Un soir, aux Tuileries, je pus avoir un instant d'entretien avec l'Empereur, et il m'autorisa à lui apporter le poëme des Troyens, m'assurant qu'il le lirait s'il pouvait trouver une heure de loisir. Mais a-t-on du loisir quand on est Empereur des Français? Je remis mon manuscrit à Sa Majesté qui ne le lut pas et l'envoya dans les bureaux de la direction des théâtres. Là on calomnia mon travail, le traitant d'absurde et d'insensé; on fit courir le bruit que cela durerait huit heures, qu'il fallait deux troupes comme celle de l'Opéra pour l'exécuter, que je demandais trois cents choristes supplémentaires, etc., etc. Un an après, on sembla vouloir s'occuper un peu de mon ouvrage. Un jour Alphonse Royer me prit à part et me dit: «Le ministre d'État m'a ordonné de vous annoncer qu'on allait mettre à l'étude, à l'Opéra, votre partition des Troyens, et qu'il voulait vous donner pleine satisfaction

Cette promesse faite spontanément par Son Excellence ne fut pas mieux tenue que tant d'autres, et à partir de ce moment il n'en a plus, etc., etc. Et voilà comment, après une longue attente inutile et las de subir tant de dédains, je cédai aux sollicitations de M. Carvalho et je consentis à lui laisser tenter la mise en scène des Troyens à Carthage[142] au Théâtre-Lyrique, malgré l'impossibilité manifeste où il était de la mener à bien. Il venait d'obtenir du gouvernement une subvention annuelle de cent mille francs. Malgré cela l'entreprise était au-dessus de ses forces; son théâtre n'est pas assez grand, ses chanteurs ne sont pas assez habiles, ni ses chœurs, ni son orchestre suffisants. Il fit des sacrifices considérables; j'en fis de mon côté. Je payai de mes deniers quelques musiciens qui manquaient à son orchestre; je mutilai même en maint endroit mon instrumentation pour la mettre en rapport avec les ressources dont il disposait. Madame Charton-Demeur, la seule femme qui pût chanter le rôle de Didon, fit à mon égard acte de généreuse amitié en acceptant de M. Carvalho des appointements de beaucoup inférieurs à ceux que lui offrait le directeur du théâtre de Madrid. Malgré tout, l'exécution fut et ne pouvait manquer d'être fort incomplète. Madame Charton eut d'admirables moments, Monjauze qui jouait Énée, montra à certains jours de l'entraînement et de la chaleur; mais la mise en scène, que Carvalho avait voulu absolument régler lui-même, fut tout autre que celle que j'avais indiquée, elle fut même absurde en certains endroits et ridicule dans d'autres. Le machiniste, à la première représentation, faillit tout compromettre et faire tomber la pièce par sa maladresse dans la scène de la chasse pendait l'orage. Ce tableau, qui serait à l'Opéra d'une beauté sauvage saisissante, parut mesquin, et pour changer ensuite de décor, il fallut cinquante-cinq minutes d'entr'acte. D'où résulta le lendemain la suppression de l'orage, de la chasse et de toute la scène.

Je l'ai déjà dit, pour que je puisse organiser convenablement l'exécution d'un grand ouvrage tel que celui-là, il faut que je sois le maître absolu du théâtre, comme je le suis de l'orchestre quand je fais répéter une symphonie; il me faut le concours bienveillant de tous et que chacun m'obéisse sans faire la moindre observation.

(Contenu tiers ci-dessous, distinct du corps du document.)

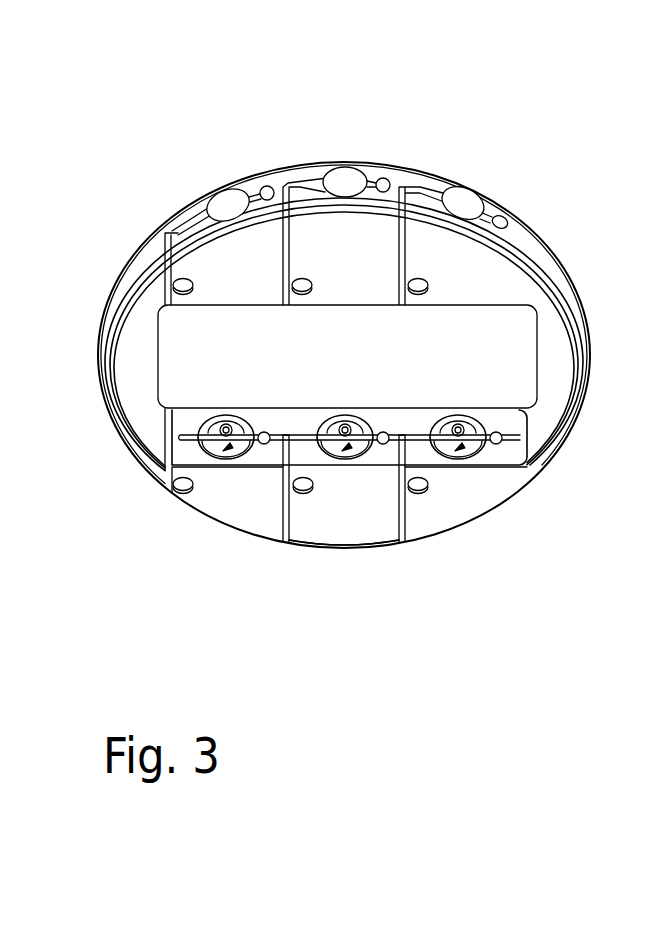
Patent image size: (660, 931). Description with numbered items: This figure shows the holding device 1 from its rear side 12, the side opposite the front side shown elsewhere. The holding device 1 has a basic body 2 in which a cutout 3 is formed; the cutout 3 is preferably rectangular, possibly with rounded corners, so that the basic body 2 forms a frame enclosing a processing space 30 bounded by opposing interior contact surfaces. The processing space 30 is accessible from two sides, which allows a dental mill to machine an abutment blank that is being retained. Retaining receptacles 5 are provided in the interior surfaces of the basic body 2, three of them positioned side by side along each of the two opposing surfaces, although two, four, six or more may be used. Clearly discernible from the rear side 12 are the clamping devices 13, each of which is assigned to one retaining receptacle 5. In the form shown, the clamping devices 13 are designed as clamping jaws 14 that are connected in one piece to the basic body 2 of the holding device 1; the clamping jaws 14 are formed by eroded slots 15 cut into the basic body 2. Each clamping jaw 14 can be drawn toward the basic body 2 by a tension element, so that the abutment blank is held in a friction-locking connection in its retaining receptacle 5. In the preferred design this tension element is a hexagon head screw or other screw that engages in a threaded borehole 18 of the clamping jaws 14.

The holding device 1 is at (143, 173).
The basic body 2 is at (528, 275).
The cutout 3 is at (522, 325).
The retaining receptacles 5 is at (234, 446).
The rear side 12 is at (477, 275).
The clamping devices 13 is at (350, 283).
The clamping jaws 14 is at (237, 282).
The eroded slots 15 is at (402, 503).
The threaded borehole 18 is at (423, 280).
The processing space 30 is at (527, 383).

Autrement, au bout de quelques jours, mon énergie s'use contre les volontés qui contrarient la mienne, contre les opinions puériles et les terreurs plus puériles encore dont on m'impose l'obsession; je finis par donner ma démission, par tomber énervé et laisser tout aller au diable. Je ne saurais dire ce que Carvalho, tout en protestant qu'il ne voulait que se conformer à mes intentions et exécuter mes volontés, m'a fait subir de tourments pour obtenir les coupures qu'il croyait nécessaires. Quand il n'osait me les demander lui-même, il me les faisait demander par un de nos amis communs. Celui-ci m'écrivait que tel passage était dangereux, celui-là me suppliait, par écrit également, d'en supprimer un autre. Et des critiques de détail à me faire devenir fou.

«—Votre rapsode qui tient à la main une lyre à quatre cordes, justifie bien, je le sais, les quatre notes que fait entendre la harpe dans l'orchestre. Vous avez voulu faire un peu d'archéologie.

—Eh bien?

—Ah! c'est dangereux, cela fera rire.